Extracted juice from the roots of C. benghalensis is given in cases of indigestion by Nepalese. [7] In southern Africa, they used the decoction of the root to relieve stomach disorder. [6] The roots treat liver complaints, fever. [5]

The stems and sap of the leaves are good for ophthalmia and used by the people of East Africa. [3]

Preclinical Data

No documentation

Clinical Data

No documentation

Dosage

No documentation

Poisonous Management

No documentation

Line drawing

128

 

Figure 1: Line drawing of C. benghalensis [2]

References

  1. The Plant List. Ver1.1. Commelina benghalensis L.[homepage on the Internet]. c2013 [updated 2012 Mar 23; cited 2016 Jun 9] Available from: http://www.theplantlist.org/tpl1.1/record/kew-233742
  2. Ipor I. Commelina benghalensis L. In: van Valkenburg JLCH, Bunyapraphatsara N, editors. Plant Resources of South-East Asia No. 12(2): Medicinal and poisonous plants 2. Leiden, Netherlands: Backhuys Publishers, 2001; p. 18-184.
  3. Quattrocchi U. CRC world dictionary of medicinal and poisonous plants: Common names, scientific names, eponyms, synonyms and etymology.
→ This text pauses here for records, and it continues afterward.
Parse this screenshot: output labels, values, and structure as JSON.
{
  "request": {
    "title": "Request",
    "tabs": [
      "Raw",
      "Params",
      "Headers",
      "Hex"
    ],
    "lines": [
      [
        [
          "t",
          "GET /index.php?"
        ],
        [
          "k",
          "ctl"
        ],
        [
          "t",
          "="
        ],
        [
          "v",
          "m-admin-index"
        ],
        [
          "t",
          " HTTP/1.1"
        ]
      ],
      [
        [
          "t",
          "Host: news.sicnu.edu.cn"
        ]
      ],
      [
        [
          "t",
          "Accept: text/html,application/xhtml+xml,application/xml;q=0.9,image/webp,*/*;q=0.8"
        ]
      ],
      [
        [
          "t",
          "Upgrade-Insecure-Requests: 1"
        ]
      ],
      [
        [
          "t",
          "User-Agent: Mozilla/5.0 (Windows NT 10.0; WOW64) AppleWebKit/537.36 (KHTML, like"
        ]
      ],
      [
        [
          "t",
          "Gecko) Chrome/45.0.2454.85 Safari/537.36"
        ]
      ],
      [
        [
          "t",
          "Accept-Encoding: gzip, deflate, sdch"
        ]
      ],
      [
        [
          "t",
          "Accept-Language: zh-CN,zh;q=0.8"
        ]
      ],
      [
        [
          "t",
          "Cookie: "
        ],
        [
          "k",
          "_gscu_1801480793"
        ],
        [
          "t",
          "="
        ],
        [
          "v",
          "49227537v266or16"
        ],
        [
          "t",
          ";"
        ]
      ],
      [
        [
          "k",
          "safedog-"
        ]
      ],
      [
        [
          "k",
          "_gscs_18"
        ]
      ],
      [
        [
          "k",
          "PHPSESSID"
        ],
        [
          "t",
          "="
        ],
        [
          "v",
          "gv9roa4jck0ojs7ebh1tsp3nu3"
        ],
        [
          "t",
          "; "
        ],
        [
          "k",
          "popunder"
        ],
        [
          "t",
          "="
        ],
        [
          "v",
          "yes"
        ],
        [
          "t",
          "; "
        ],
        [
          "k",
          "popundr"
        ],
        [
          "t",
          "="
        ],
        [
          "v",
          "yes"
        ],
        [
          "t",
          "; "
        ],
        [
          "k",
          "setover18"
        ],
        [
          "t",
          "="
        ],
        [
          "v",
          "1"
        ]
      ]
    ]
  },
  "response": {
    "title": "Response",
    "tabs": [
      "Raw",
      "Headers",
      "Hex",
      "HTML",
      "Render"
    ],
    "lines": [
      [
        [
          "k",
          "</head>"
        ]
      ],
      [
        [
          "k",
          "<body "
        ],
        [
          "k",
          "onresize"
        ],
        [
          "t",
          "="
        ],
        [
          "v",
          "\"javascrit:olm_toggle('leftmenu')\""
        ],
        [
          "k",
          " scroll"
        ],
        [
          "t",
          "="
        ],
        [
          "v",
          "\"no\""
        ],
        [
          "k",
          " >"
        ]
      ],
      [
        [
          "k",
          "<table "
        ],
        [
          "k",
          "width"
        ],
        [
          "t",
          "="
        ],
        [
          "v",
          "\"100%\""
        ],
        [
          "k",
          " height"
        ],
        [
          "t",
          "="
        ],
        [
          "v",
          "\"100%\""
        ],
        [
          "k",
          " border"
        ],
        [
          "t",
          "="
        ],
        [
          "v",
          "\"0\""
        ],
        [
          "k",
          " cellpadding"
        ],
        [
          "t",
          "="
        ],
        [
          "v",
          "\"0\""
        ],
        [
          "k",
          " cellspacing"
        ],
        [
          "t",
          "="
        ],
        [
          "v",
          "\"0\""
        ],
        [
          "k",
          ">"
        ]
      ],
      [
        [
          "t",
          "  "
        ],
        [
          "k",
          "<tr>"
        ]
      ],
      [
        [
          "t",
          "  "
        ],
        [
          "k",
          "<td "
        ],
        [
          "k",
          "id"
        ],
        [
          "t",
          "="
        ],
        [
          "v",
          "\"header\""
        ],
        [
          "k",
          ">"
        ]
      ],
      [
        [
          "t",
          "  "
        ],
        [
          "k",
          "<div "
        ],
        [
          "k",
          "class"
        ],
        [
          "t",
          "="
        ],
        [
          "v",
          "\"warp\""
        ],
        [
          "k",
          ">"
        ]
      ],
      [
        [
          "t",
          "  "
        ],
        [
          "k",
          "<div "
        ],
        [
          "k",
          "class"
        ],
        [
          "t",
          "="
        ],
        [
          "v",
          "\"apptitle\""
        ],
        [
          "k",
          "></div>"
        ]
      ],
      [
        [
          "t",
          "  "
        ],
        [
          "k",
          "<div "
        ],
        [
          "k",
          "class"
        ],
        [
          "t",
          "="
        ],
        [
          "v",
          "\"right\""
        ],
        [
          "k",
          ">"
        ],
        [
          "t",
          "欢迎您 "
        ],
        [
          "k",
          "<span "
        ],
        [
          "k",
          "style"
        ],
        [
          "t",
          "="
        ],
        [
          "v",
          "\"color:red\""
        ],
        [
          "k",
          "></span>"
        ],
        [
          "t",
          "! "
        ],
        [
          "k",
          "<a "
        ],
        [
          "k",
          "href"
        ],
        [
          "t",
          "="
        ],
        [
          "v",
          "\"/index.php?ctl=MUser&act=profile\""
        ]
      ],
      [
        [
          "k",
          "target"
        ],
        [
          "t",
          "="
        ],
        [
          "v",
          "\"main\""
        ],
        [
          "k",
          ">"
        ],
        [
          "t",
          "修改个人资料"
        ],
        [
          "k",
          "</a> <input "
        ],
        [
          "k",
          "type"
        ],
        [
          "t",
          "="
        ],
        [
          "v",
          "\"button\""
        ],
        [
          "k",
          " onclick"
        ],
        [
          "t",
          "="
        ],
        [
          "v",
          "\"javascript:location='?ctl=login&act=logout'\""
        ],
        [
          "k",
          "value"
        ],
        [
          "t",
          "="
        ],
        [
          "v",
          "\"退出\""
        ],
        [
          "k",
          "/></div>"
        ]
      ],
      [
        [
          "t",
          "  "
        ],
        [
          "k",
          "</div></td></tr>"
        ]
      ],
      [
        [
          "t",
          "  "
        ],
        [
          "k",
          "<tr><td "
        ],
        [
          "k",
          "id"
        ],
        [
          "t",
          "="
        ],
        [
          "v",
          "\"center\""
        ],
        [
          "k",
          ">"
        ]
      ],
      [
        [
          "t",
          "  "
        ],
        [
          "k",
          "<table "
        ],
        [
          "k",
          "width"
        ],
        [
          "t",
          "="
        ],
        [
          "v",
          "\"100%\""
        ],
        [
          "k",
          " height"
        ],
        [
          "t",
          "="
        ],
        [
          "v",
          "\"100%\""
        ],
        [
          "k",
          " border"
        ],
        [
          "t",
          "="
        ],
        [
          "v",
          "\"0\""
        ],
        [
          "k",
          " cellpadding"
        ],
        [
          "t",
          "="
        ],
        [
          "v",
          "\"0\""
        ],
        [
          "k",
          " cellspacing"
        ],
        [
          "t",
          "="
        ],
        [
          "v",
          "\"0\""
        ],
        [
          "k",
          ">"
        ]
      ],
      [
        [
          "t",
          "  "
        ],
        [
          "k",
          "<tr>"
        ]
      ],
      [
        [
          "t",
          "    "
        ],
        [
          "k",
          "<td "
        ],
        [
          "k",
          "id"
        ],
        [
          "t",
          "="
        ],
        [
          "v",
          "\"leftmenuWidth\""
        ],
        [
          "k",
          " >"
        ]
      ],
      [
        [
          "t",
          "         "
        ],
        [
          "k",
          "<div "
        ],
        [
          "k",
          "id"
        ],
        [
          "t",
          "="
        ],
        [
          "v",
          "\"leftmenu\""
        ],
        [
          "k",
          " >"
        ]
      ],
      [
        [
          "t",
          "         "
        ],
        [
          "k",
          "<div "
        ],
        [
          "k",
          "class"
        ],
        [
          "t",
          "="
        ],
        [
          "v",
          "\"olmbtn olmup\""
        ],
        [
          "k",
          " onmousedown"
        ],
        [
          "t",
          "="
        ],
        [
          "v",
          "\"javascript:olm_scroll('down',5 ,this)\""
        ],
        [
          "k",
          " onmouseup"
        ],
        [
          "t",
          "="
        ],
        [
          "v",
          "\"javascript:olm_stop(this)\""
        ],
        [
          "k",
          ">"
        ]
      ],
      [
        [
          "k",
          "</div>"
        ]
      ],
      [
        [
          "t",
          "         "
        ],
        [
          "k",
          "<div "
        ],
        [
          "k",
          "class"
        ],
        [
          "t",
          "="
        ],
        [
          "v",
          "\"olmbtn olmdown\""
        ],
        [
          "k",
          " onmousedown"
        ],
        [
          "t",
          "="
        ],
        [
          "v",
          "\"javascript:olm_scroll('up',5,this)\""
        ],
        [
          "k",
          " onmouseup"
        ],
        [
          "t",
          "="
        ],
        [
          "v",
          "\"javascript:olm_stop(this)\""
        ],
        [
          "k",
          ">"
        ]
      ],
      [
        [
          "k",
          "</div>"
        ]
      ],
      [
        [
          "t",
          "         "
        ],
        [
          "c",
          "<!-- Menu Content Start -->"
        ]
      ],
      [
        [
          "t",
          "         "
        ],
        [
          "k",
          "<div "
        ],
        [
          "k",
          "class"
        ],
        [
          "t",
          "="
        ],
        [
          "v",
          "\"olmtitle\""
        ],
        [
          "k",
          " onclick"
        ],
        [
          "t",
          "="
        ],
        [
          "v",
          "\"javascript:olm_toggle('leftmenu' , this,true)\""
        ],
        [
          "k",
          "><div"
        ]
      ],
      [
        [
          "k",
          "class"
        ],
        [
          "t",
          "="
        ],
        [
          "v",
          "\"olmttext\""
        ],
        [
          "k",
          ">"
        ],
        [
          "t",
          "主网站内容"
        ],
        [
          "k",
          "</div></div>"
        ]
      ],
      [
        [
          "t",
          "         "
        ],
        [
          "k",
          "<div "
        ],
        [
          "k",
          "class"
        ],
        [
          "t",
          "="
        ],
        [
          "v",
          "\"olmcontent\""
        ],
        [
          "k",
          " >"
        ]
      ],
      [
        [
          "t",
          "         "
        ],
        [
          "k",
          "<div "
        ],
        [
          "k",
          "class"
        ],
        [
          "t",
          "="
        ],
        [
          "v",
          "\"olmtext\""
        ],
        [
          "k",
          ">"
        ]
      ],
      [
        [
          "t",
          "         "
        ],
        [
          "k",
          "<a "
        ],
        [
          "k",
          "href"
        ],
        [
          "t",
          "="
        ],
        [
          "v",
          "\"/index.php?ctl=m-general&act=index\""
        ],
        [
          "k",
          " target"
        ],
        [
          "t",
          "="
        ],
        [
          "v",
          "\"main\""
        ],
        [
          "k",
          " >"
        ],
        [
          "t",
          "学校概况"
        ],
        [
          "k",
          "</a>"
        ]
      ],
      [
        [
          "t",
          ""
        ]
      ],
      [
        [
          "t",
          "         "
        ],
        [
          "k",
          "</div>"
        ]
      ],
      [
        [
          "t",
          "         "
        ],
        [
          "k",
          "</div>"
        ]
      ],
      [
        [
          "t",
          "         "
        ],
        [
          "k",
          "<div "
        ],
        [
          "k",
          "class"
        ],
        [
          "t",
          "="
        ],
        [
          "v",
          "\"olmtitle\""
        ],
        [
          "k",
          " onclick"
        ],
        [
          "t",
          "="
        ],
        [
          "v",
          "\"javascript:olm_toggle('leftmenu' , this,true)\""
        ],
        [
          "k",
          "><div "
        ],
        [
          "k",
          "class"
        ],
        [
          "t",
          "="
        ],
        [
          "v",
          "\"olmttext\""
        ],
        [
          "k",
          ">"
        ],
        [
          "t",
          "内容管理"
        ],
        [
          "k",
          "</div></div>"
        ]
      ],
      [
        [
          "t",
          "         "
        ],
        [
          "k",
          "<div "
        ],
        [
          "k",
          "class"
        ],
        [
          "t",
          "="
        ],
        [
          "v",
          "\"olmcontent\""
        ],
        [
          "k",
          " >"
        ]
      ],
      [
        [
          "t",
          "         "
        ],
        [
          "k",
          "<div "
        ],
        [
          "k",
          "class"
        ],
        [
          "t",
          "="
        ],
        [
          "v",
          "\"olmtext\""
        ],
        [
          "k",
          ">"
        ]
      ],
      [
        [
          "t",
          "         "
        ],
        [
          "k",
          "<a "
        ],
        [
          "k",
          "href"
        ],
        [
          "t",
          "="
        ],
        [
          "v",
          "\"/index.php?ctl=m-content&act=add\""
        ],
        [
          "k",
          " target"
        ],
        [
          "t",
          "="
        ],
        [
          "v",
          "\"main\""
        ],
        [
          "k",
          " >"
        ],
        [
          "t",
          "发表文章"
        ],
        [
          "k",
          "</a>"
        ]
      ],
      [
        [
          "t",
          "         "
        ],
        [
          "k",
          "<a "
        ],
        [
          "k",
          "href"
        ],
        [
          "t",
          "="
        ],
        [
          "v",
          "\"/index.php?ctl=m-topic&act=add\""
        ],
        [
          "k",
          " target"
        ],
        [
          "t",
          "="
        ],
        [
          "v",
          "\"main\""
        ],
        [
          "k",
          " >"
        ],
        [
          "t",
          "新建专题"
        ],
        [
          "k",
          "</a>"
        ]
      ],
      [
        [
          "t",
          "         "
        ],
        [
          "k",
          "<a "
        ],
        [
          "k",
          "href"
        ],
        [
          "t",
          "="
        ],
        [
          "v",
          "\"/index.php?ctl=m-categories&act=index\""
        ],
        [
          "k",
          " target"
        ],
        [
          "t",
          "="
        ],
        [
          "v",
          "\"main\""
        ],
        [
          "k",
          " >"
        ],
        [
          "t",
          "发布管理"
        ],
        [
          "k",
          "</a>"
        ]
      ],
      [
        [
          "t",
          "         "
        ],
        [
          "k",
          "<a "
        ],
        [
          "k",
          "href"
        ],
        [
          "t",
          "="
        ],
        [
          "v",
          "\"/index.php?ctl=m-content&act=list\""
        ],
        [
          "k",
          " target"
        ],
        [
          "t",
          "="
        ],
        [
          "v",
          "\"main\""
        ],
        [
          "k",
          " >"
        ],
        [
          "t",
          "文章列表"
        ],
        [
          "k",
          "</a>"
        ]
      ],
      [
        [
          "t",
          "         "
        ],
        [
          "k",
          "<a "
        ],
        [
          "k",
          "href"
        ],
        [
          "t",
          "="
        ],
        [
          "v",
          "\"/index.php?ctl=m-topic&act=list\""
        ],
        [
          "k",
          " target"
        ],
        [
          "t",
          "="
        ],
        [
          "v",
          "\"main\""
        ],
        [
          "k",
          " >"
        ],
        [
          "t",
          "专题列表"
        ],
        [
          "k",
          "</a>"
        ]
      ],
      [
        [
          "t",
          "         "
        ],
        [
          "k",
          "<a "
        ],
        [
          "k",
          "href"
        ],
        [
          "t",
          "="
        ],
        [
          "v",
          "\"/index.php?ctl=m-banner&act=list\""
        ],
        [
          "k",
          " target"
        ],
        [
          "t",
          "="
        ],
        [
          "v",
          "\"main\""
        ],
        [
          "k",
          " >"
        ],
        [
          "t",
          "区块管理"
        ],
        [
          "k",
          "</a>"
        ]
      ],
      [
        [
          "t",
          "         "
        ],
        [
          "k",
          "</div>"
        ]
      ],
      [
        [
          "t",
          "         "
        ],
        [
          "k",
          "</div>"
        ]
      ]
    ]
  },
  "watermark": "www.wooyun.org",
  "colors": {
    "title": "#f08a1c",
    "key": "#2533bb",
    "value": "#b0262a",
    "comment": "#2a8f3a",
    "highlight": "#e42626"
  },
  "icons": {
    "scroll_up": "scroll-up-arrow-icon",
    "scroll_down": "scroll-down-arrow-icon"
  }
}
Volume II C-D. Boca Raton, Florida: CRC Press, 2012; p. 1082.
  4. Khare CP, editor. Indian medicinal plants: An illustrated dictionary. Berlin: Springer-Verlag, 2007; p. 168.
  5. Panda H. Medicinal plants cultivation & their uses. New Delhi: Asia Pacific Business Press, 2000; p. 523.
  6. Grubben GJH, Denton OA, editors. Plant Resources of Tropical Africa 2. Vegetables. Wageningen, Netherlands: PROTA Foundation/Backhuys Publishers/CTA, 2004; p. 212
  7. Manandhar NP. Plants and people of Nepal. Portland, Oregon: Timber Press, 2002; p. 167.